Appellants believe the church’s demolition goes against a core element in the Winooski Master Plan, adopted in 2019 by the city council and planning commission. The plan sets strategic goals and objectives for the city’s land use and infrastructure development. One of its goals has to do with protecting, preserving, developing and using Winoosk’s historical, cultural and architectural resources.

“Here we spent all this time and energy making this plan, and, even in 2022, celebrating 100 years of Winooski, there was a lot of discussion about Winooski being an opportunity city historically and currently,” Fenniman Tonn said. “ We see a contradiction here.”

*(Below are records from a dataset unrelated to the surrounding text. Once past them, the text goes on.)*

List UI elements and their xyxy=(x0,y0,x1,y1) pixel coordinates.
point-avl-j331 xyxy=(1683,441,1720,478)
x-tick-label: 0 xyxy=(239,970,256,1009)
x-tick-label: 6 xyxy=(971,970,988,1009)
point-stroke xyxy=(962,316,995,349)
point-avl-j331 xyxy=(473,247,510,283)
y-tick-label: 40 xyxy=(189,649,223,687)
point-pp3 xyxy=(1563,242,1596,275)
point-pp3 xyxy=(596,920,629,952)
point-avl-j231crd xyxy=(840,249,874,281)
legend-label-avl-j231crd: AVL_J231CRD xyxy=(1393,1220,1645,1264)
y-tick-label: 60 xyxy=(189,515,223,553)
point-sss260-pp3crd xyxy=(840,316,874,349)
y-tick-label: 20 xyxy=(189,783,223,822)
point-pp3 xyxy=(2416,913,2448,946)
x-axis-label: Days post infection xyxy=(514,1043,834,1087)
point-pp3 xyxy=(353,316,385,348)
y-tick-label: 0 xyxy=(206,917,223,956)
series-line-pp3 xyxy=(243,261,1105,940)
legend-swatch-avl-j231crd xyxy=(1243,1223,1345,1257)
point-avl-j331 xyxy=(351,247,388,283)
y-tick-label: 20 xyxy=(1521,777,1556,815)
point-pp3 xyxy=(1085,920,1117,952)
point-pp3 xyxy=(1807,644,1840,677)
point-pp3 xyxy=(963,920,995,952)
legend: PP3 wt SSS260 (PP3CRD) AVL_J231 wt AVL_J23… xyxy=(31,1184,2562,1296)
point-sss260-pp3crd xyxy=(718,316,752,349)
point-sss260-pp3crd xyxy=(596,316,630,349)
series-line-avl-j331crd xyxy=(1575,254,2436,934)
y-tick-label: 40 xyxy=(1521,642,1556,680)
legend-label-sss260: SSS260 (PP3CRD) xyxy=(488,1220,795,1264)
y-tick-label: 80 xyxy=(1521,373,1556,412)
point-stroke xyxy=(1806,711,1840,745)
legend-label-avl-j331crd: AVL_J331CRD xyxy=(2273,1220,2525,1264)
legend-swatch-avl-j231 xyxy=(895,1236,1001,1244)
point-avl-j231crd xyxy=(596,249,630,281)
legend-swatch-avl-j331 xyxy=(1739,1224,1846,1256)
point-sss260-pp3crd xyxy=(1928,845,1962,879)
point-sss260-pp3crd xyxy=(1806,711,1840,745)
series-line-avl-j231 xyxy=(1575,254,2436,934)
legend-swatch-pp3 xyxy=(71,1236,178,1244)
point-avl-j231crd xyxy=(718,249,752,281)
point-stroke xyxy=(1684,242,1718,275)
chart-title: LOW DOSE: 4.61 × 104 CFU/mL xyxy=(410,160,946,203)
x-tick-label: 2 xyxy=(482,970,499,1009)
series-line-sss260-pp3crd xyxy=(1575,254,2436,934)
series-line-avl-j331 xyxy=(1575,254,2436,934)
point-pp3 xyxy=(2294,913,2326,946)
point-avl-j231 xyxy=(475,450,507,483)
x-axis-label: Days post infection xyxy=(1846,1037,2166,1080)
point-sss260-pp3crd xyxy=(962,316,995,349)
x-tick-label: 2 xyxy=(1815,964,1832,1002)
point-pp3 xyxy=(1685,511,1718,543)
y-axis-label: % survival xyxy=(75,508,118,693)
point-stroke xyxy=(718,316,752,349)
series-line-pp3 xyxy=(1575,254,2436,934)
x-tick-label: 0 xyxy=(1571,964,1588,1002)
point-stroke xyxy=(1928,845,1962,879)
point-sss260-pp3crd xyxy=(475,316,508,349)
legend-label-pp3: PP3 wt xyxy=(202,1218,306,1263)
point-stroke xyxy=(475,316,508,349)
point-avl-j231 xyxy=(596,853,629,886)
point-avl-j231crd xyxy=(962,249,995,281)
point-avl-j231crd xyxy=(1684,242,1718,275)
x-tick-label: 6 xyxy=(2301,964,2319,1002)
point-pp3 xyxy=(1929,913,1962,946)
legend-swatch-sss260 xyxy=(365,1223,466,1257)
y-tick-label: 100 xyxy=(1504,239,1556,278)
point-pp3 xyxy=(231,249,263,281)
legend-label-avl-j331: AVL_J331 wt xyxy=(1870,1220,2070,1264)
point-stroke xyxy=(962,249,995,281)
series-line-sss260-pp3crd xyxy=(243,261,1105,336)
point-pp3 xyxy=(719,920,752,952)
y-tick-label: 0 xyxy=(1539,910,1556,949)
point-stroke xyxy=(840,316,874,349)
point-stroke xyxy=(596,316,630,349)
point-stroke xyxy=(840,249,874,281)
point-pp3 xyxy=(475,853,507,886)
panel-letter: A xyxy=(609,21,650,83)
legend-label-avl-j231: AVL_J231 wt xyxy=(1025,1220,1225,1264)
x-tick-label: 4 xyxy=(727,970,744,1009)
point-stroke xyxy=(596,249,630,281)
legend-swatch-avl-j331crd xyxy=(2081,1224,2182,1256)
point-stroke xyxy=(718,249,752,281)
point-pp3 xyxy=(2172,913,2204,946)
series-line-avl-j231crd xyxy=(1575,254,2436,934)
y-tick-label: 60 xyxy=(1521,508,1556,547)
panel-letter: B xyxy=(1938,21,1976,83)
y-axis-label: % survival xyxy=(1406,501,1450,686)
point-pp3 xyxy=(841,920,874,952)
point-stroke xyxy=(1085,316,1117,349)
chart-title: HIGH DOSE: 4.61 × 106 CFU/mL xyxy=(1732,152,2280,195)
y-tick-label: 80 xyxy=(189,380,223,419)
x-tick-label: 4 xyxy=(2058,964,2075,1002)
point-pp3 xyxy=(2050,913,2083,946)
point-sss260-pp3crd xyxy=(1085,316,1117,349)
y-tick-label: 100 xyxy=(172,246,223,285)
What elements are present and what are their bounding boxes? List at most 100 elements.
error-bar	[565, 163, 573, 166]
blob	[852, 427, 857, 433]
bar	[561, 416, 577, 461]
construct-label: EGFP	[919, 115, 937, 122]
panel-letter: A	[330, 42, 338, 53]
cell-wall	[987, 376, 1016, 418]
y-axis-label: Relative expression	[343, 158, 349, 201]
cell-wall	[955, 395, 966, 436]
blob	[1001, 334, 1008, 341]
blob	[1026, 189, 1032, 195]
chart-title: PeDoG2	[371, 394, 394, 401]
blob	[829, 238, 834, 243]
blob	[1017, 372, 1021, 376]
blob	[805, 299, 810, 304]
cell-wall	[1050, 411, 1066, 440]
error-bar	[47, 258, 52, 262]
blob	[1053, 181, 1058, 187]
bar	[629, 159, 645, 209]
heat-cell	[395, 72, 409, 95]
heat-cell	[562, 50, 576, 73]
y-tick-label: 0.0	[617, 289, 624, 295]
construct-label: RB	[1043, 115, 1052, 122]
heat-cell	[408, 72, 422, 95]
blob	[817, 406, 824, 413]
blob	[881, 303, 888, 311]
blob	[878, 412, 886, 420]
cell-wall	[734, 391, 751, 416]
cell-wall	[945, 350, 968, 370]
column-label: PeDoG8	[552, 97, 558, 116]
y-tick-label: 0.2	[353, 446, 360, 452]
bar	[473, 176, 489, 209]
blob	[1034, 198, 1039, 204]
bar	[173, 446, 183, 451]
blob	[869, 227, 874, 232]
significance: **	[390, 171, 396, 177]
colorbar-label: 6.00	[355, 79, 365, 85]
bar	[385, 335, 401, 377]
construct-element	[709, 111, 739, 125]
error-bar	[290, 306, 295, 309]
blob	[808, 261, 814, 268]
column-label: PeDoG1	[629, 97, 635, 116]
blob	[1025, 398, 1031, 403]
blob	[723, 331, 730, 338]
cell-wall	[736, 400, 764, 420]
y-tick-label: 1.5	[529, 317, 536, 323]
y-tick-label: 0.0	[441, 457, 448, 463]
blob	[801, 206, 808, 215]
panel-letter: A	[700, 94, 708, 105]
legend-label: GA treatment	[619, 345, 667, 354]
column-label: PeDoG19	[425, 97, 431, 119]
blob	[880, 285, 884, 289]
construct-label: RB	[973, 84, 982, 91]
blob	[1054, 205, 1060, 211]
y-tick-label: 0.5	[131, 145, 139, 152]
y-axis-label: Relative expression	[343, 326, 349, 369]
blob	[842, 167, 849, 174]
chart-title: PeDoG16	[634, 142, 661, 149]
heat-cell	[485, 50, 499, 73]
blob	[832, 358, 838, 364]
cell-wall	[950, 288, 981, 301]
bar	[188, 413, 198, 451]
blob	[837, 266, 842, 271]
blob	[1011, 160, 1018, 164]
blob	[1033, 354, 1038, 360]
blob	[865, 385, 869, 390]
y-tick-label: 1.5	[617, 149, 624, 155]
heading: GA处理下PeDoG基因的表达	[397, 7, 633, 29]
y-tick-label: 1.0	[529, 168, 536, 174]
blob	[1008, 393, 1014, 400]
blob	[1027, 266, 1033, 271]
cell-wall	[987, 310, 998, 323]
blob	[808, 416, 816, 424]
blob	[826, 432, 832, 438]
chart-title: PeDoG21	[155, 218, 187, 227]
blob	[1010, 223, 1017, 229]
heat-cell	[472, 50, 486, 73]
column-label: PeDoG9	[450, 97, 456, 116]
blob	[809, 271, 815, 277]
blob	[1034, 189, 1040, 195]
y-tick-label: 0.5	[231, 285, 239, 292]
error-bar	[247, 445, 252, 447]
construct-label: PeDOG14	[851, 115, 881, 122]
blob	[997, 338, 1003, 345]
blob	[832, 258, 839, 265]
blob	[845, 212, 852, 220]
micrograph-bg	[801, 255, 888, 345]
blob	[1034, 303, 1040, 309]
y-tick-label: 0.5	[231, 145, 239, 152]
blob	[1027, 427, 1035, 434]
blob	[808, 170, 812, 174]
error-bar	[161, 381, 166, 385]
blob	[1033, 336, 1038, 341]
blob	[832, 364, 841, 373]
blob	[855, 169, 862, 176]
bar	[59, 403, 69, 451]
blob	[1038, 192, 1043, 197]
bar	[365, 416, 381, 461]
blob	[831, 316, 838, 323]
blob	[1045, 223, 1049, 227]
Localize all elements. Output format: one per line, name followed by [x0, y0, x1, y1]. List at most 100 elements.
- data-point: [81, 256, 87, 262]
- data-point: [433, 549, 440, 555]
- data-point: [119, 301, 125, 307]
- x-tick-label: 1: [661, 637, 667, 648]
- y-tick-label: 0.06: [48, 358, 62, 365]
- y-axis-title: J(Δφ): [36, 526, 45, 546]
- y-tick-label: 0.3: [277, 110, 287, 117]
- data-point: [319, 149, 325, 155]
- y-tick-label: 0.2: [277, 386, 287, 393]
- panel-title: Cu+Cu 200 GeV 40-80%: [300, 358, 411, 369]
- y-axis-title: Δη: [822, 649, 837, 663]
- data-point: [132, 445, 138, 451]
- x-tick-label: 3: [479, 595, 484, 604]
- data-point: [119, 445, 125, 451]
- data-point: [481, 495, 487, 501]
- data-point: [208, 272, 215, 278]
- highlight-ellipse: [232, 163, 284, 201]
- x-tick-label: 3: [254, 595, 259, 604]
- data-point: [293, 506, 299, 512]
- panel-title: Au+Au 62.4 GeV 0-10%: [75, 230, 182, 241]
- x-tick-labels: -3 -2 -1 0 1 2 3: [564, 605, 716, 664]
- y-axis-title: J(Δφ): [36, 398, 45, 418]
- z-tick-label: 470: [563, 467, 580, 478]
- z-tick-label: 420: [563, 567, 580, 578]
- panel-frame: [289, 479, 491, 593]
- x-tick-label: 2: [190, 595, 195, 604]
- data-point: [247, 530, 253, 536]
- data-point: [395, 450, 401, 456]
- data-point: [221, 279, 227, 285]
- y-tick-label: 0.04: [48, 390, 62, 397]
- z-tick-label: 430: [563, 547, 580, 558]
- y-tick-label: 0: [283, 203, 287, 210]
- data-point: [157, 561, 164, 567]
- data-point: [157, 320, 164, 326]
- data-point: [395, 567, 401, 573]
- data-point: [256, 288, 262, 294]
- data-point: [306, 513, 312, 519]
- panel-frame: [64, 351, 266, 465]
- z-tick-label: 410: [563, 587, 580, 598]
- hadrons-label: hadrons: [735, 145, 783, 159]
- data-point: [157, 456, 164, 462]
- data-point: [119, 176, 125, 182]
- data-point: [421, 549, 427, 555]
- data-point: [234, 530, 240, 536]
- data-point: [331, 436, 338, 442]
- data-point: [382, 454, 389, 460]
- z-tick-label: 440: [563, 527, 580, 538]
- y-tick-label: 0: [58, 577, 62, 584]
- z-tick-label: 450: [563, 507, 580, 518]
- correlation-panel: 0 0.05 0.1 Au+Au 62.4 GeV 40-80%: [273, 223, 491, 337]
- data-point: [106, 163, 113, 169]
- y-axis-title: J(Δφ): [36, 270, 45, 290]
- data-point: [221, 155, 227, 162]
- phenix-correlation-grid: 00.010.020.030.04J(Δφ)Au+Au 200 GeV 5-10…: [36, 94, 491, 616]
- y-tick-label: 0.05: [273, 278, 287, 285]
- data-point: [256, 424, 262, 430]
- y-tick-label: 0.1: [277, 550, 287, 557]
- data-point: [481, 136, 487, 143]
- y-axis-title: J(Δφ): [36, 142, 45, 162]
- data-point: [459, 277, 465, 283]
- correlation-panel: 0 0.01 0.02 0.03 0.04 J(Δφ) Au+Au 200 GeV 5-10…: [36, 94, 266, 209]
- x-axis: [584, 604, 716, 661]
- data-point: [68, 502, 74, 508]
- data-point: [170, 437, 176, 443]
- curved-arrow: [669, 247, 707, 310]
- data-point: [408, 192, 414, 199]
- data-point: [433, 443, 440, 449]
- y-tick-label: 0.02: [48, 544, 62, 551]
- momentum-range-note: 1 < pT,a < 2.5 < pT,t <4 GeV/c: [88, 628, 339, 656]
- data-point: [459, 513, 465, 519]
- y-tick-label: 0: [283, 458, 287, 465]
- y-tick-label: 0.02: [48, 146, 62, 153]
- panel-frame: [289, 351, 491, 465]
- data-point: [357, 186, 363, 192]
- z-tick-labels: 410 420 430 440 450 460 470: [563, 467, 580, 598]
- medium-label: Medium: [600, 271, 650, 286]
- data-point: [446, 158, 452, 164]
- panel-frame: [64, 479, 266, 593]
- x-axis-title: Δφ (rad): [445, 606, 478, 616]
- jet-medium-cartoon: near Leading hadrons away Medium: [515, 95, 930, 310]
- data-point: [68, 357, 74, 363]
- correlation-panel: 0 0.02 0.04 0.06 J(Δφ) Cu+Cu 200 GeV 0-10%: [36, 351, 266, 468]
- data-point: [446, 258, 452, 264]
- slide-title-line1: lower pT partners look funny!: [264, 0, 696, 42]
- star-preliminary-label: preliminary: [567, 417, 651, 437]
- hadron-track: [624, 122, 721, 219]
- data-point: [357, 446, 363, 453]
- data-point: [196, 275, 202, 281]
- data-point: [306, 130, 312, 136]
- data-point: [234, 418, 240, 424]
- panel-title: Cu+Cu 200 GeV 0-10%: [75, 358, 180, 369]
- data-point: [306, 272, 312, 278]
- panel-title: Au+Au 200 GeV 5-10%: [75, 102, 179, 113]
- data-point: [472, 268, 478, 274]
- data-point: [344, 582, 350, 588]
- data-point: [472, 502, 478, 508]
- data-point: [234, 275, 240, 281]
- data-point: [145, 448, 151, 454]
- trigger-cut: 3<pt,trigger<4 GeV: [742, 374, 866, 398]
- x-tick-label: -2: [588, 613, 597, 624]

St. Stephen’s may have documented history, but it lacks an official stamp. It’s not currently listed in the state or federal registers of historic sites.

“That’s really an unfortunate oversight because this building absolutely has the architectural and historical significance, probably even for the national register listing,” said Fenniman Tonn. 

The parish house next door on the lot is, however, listed in the state register, but there is only a brief mention of the church itself in its entry.

“That might be because the national and the state register documentation happened in the 1970s, and a church like that was hardly considered historic at that time,” Fenniman Tonn said.  “Something that was barely 50 years old was like, maybe we'll wait until this gets a little older.”

Fenniman Tonn was unsure if the lack of a historical place listing would impact the appeal. 

It might not matter anyway, Fenniman Tonn said, because the city’s zoning rules for historic preservation “really have no teeth.”

“There would need to be a local method of designating these buildings as important and historic, and that be written into zoning,” Fenniman Tonn said, “because you can't really use state or national register listing to enforce local zoning.”

Appellants believe the church can be adapted for new use.

“I am absolutely not anti-development,” said Fenniman Tonn. “I think developing housing units is one of the things that we need to be focusing on the most right now, but that said, it’s a three-acre lot. Demolition of the building to be able to clear the lot for development is not the only way forward, and it's not the only option that the Catholic Church has for deconsecrated buildings.”

There are rules in Catholic canon law for what can happen to a closed church to protect what was a place of divine worship and to ensure reuse is not going to be in conflict with Catholic values. The Winooski News reached out to St. Francis Xavier Parish for comment but did not respond.

St. Stephen’s isn’t alone. The Cathedral of the Immaculate Conception in Burlington was 

granted a demolition permit last month, and a preservation group appealed the permit at a public hearing soon after. Burlington’s development board upheld the permit. 

Fenniman Tonn hopes St. Stephen’s doesn’t follow suit.

“We don’t have a lot of more high style, super intact, historic buildings,” the preservation worker said. “That’s in part to the fact that Winooski has historically been a milltown — a community where you didn’t have a lot of wealthy people. I think that’s a really important part of Winooski’s story.”